Upside could be limited by Monday’s gap down. The NASDAQ closed Friday at 12,708.22 and opened at 12,523.20 to start the new week. From our experience, the top of the gap (12,708) tends to act as resistance when stocks move higher. It attracted selling once and is likely to do so again. If/when Wall Street pushes beyond 12.7, then the 200-day average of 13,429.35 and falling will be another technical sticking point.

How quickly things change.

We went straight from profit taking to things better improve quickly or we could be in trouble within two days of trading. For now, we’d exercise caution before adding new money to the market. We’ll wait and see if the NASDAQ can resume walking up the stairs or if Wall Street has reversed course.

We’ll get some clarity as the Federal Reserve hosts a conference in Jackson Hole later in the week and Chairman Jerome Powell is slated to give a speech on Friday. Powell should outline how aggressive the Fed plans on being with raising interest rates. If Wall Street interests Powell’s language as “dovish” the selloff would likely reverse in a hurry. On the other hand, if the Fed Chair takes a no holds barred to beat inflation stance, stocks are likely headed lower.

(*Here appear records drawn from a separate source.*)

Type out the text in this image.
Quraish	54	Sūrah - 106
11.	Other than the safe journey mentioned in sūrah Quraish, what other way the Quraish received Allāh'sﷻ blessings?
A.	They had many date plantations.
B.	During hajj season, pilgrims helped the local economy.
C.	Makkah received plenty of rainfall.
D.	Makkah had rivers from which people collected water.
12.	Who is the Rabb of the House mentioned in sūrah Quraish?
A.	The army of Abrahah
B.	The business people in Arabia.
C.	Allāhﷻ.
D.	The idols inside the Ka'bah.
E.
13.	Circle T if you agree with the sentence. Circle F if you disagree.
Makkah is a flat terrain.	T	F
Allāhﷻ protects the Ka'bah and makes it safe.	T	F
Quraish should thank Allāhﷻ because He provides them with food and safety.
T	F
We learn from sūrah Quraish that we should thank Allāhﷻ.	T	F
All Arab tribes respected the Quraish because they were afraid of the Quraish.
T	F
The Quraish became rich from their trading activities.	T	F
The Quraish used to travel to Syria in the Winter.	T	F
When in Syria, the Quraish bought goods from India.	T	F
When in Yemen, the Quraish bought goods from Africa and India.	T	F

Oil and Gas, Consumer Staples, Food and Beverages and Utilities were the top performers in the last week. Those are mostly defensive sectors that Wall Street turns to during tough economic times. People don’t stop eating/drinking or paying their utilities during recessions.

Much like the overall market, we’d stay away from jumping into anything new with the financial market firing warning shots to start the week.


There is no sense in adding anything here with the possibility of stocks taking a big dip if they follow the path of the last MACD cross-under.